I am a big fan of Jekyll and Github when it comes to managing data-driven projects. All of my research runs on Github, and I use Jekyll to serve up YAML and JSON representations of my research for a variety of purposes. I store all data that supports my research in the _data folder for each research project’s repository. From there I will create HTML, Atom, and JSON representations for use in my API Evangelist storytelling.
When I am referencing any YAML data store I have in the _data folder I just use site.data.[object] to reference it. From there I can loop through collections, filter and show fields and other elements on the page using Liquid syntax. I love having all the data at my fingertips, but I’m thinking about the next step of data management at scale, as I work to build more data-driven repositories, housed within Github organizations, I want to be able to reach outside of each repo, into other repos stored within a single organization.

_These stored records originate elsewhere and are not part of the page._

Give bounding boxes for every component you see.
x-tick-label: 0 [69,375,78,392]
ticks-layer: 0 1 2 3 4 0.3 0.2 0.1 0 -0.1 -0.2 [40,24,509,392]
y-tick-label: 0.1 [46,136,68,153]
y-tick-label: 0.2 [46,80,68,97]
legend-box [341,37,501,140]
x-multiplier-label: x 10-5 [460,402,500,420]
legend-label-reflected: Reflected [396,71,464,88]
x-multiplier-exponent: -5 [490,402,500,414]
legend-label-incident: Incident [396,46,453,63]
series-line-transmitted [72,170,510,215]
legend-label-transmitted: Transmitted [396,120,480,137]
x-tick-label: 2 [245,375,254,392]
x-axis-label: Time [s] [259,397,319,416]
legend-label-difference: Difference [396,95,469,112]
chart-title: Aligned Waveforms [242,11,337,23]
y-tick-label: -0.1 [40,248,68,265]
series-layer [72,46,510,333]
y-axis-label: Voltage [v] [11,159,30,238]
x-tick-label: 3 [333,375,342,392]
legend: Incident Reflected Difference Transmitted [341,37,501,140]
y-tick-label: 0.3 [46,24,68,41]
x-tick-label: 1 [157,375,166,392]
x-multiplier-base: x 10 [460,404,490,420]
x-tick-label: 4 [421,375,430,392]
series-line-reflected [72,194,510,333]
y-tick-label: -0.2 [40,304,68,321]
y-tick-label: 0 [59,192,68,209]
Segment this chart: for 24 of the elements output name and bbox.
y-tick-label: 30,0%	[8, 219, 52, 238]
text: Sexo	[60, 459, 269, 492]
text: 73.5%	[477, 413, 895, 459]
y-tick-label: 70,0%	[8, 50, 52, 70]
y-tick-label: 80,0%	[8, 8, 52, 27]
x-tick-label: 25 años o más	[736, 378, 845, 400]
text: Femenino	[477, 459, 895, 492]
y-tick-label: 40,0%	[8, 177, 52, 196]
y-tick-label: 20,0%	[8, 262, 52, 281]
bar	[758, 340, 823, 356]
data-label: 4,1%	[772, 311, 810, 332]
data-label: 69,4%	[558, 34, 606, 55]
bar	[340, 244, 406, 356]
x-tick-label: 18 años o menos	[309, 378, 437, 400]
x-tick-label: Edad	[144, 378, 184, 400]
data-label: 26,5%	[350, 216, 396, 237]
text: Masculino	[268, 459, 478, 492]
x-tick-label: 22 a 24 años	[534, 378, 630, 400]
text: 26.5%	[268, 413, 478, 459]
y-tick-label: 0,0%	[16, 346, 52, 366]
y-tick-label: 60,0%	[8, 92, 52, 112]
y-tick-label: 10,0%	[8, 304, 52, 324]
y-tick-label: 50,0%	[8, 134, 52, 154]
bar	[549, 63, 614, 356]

I would love it if Github allowed me to reference my data within an organization using [org].data.[object]. This way I could reference my API design research within my hypermedia API research. I have my API industry research segregated by topic for several reasons. Often it is just a logical separator, but sometimes the research is too big to fit into a single repository, and I’ll shard thing by year, topic, or another logical separator. It would be nice if I could reach across the repository line, into other organizations within an organization, or maybe someday reach out into other organizations as well.
Just some thoughts as I’m working with YAML data at scale across hundreds of Github repositories. I handle this cross-repo access using JavaScript currently but would love it if it was natively built into Jekyll, allowing me to publish in a static way. The amount of Liquid YAML and JSON voodoo I could unleash would be pretty huge if I could reach across all my data drive projects and reference in a structured way.